An often-cited downside of investing in defensive sectors, such as consumer staples and utilities, is that stocks in those groups often command above-average valuation due to their attractive dividend yields and below-average volatility traits.

However, the Invesco S&P 500 Low Volatility ETF (SPLV) isn’t richly valued. In fact, the exchange traded fund is home to some stocks that fit the bill as value plays. Investors looking to offset valuation risk in portfolios that are heavily allocated to mega-cap growth stocks and funds could find it compelling.

To its credit, SPLV has gained nearly 8% year-to-date. That’s an impressive showing, considering the ETF lacks exposure to glamorous mega-cap growth stocks. Plus, the fund is delivering when it comes to reduced volatility. Since the start of 2024, SPLV’s annualized volatility is 7.8%, or 340 basis points below that of the S&P 500.
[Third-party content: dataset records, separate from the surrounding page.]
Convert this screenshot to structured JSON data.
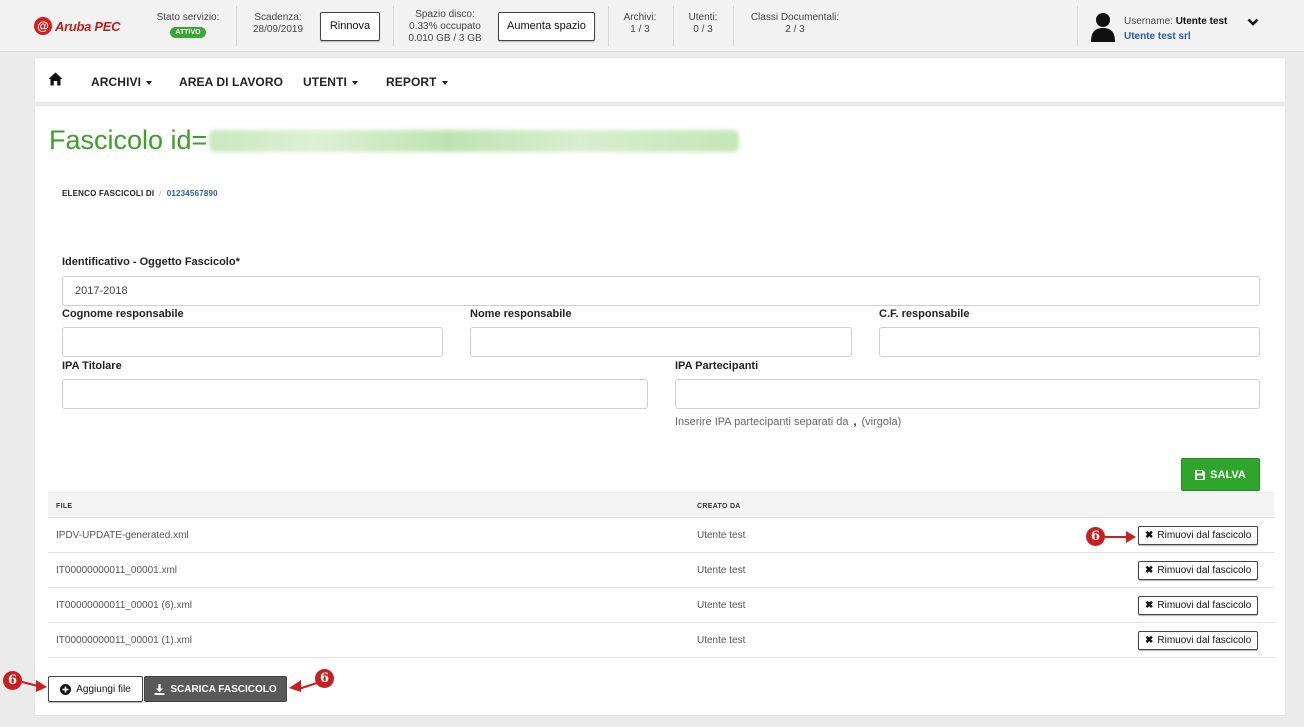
{
  "topbar": {
    "logo_text": "Aruba PEC",
    "stato_label": "Stato servizio:",
    "stato_badge": "ATTIVO",
    "scadenza_label": "Scadenza:",
    "scadenza_value": "28/09/2019",
    "rinnova_label": "Rinnova",
    "spazio_label": "Spazio disco:",
    "spazio_pct": "0.33% occupato",
    "spazio_usage": "0.010 GB / 3 GB",
    "aumenta_label": "Aumenta spazio",
    "archivi_label": "Archivi:",
    "archivi_value": "1 / 3",
    "utenti_label": "Utenti:",
    "utenti_value": "0 / 3",
    "classi_label": "Classi Documentali:",
    "classi_value": "2 / 3",
    "username_label": "Username:",
    "username_value": "Utente test",
    "company": "Utente test srl"
  },
  "nav": {
    "items": [
      {
        "label": "ARCHIVI",
        "dropdown": true
      },
      {
        "label": "AREA DI LAVORO",
        "dropdown": false
      },
      {
        "label": "UTENTI",
        "dropdown": true
      },
      {
        "label": "REPORT",
        "dropdown": true
      }
    ]
  },
  "page": {
    "title": "Fascicolo id=",
    "breadcrumb": {
      "parent": "ELENCO FASCICOLI DI",
      "current": "01234567890"
    }
  },
  "form": {
    "oggetto_label": "Identificativo - Oggetto Fascicolo*",
    "oggetto_value": "2017-2018",
    "cognome_label": "Cognome responsabile",
    "cognome_value": "",
    "nome_label": "Nome responsabile",
    "nome_value": "",
    "cf_label": "C.F. responsabile",
    "cf_value": "",
    "ipa_titolare_label": "IPA Titolare",
    "ipa_titolare_value": "",
    "ipa_partecipanti_label": "IPA Partecipanti",
    "ipa_partecipanti_value": "",
    "help_pre": "Inserire IPA partecipanti separati da",
    "help_char": ",",
    "help_post": "(virgola)",
    "save_label": "SALVA"
  },
  "table": {
    "col_file": "FILE",
    "col_creato": "CREATO DA",
    "remove_label": "Rimuovi dal fascicolo",
    "rows": [
      {
        "file": "IPDV-UPDATE-generated.xml",
        "creato_da": "Utente test"
      },
      {
        "file": "IT00000000011_00001.xml",
        "creato_da": "Utente test"
      },
      {
        "file": "IT00000000011_00001 (6).xml",
        "creato_da": "Utente test"
      },
      {
        "file": "IT00000000011_00001 (1).xml",
        "creato_da": "Utente test"
      }
    ]
  },
  "actions": {
    "add_file_label": "Aggiungi file",
    "download_label": "SCARICA FASCICOLO"
  },
  "annotations": {
    "marker_label": "6",
    "color": "#c8201f"
  },
  "colors": {
    "brand_green": "#3d9e2a",
    "save_green": "#2fa52c",
    "logo_red": "#d3201f",
    "link_blue": "#2a5f9e"
  }
}
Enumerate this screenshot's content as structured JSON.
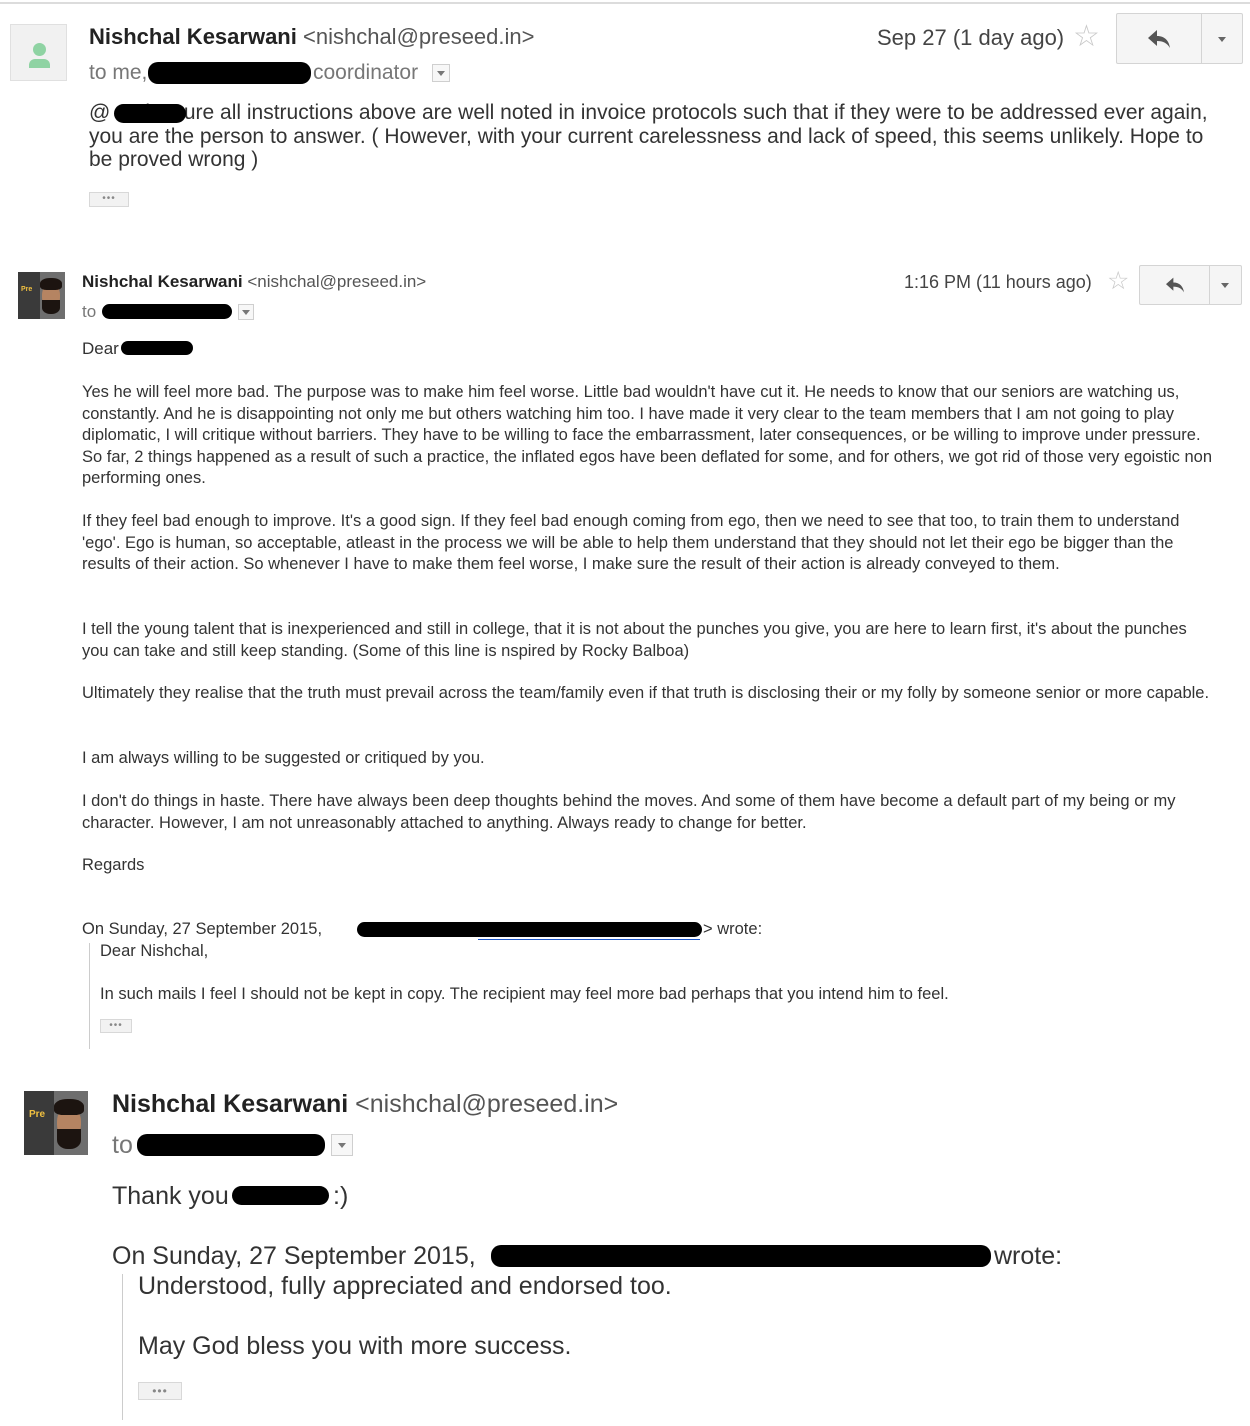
{
  "messages": [
    {
      "sender_name": "Nishchal Kesarwani",
      "sender_email": "<nishchal@preseed.in>",
      "to_prefix": "to me,",
      "to_suffix": "coordinator",
      "date": "Sep 27 (1 day ago)",
      "reply_icon": "reply-arrow-icon",
      "body": [
        "@        make sure all instructions above are well noted in invoice protocols such that if they were to be addressed ever again, you are the person to answer. ( However, with your current carelessness and lack of speed, this seems unlikely. Hope to be proved wrong )"
      ],
      "ellipsis": "•••"
    },
    {
      "sender_name": "Nishchal Kesarwani",
      "sender_email": "<nishchal@preseed.in>",
      "to_prefix": "to",
      "date": "1:16 PM (11 hours ago)",
      "reply_icon": "reply-arrow-icon",
      "greeting": "Dear",
      "body": [
        "Yes he will feel more bad. The purpose was to make him feel worse. Little bad wouldn't have cut it. He needs to know that our seniors are watching us, constantly. And he is disappointing not only me but others watching him too. I have made it very clear to the team members that I am not going to play diplomatic, I will critique without barriers. They have to be willing to face the embarrassment, later consequences, or be willing to improve under pressure. So far, 2 things happened as a result of such a practice, the inflated egos have been deflated for some, and for others, we got rid of those very egoistic non performing ones.",
        "If they feel bad enough to improve. It's a good sign. If they feel bad enough coming from ego, then we need to see that too, to train them to understand 'ego'. Ego is human, so acceptable, atleast in the process we will be able to help them understand that they should not let their ego be bigger than the results of their action. So whenever I have to make them feel worse, I make sure the result of their action is already conveyed to them.",
        "I tell the young talent that is inexperienced and still in college, that it is not about the punches you give, you are here to learn first, it's about the punches you can take and still keep standing. (Some of this line is nspired by Rocky Balboa)",
        "Ultimately they realise that the truth must prevail across the team/family even if that truth is disclosing their or my folly by someone senior or more capable.",
        "I am always willing to be suggested or critiqued by you.",
        "I don't do things in haste. There have always been deep thoughts behind the moves. And some of them have become a default part of my being or my character. However, I am not unreasonably attached to anything. Always ready to change for better.",
        "Regards"
      ],
      "quote_header_prefix": "On Sunday, 27 September 2015,",
      "quote_header_suffix": "> wrote:",
      "quote": [
        "Dear Nishchal,",
        "In such mails I feel I should not be kept in copy. The recipient may feel more bad perhaps that you intend him to feel."
      ],
      "ellipsis": "•••"
    },
    {
      "sender_name": "Nishchal Kesarwani",
      "sender_email": "<nishchal@preseed.in>",
      "to_prefix": "to",
      "thanks_prefix": "Thank you",
      "thanks_suffix": ":)",
      "quote_header_prefix": "On Sunday, 27 September 2015,",
      "quote_header_suffix": "wrote:",
      "quote": [
        "Understood, fully appreciated and endorsed too.",
        "May God bless you with more success."
      ],
      "ellipsis": "•••"
    }
  ],
  "avatar_sign_text": "Pre"
}
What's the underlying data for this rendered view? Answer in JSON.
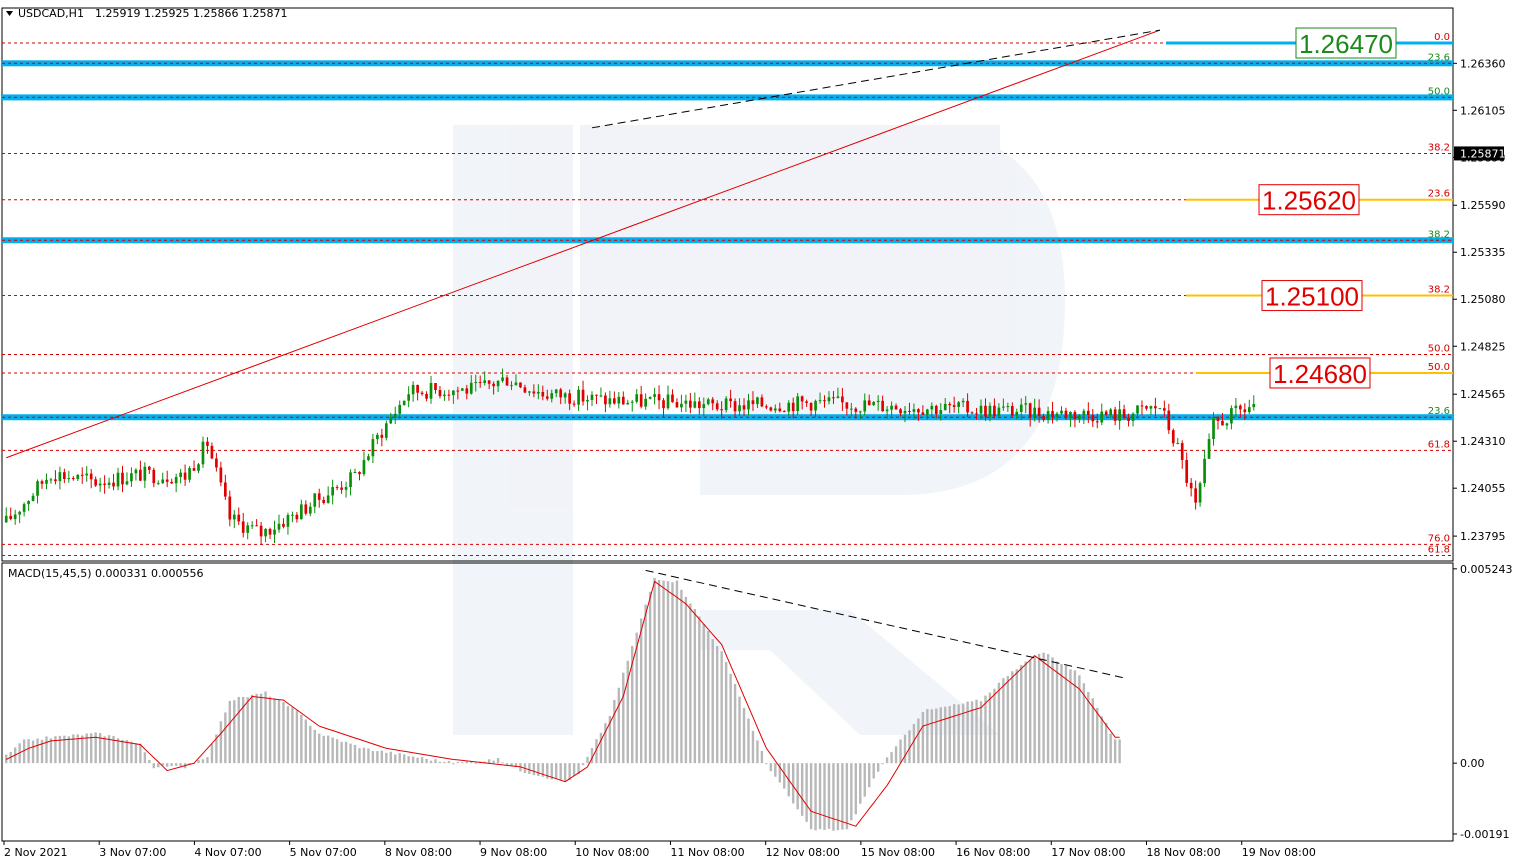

SPLV Credible Bargain Play

If mega-cap growth stocks have looked richly valued for some time, it’s not a stretch to assume the opposite. Data pertaining to the S&P 500 Low Volatility Index – SPLV’s underlying benchmark – confirms as much.

“On a price-to-book, price-to-sales and price-to-earnings ratio, as well as on a composite basis (i.e., a simple average of the three metrics), the S&P 500 Low Volatility Index currently trades at a 21.8%, 38.6%, 16.4% and 25.6% discount, respectively,” noted S&P Dow Jones Indices. “The 25.6% composite discount places the index in the 99th percentile of cheapness relative to the S&P 500 going back to September 2005.”

SPLV’s currently low valuations may be attributable to a ~15% combined weight to the utilities and real estate sectors. High interest rates have pinched those capital-intensive sectors. The speculation that “higher for longer” could be the path pursued by the Federal Reserve has not helped.

However, those two sectors aren’t indictments of SPLV’s overall quality profile. In fact, the ETF’s quality traits are surprisingly sturdy.

“It is interesting to note that, over the past 12 months, the S&P 500 Low Volatility Index was on par with the S&P 500 from a profitability perspective, in addition to demonstrating materially higher earnings and sales growth over the trailing one- and five-year periods,” added S&P Dow Jones.

That comes with the benefit of SPLV’s index typically sporting a higher dividend yield than the S&P 500 – a trait fostered by the ETF’s large weight to higher-yielding, payout-growing consumer staples names.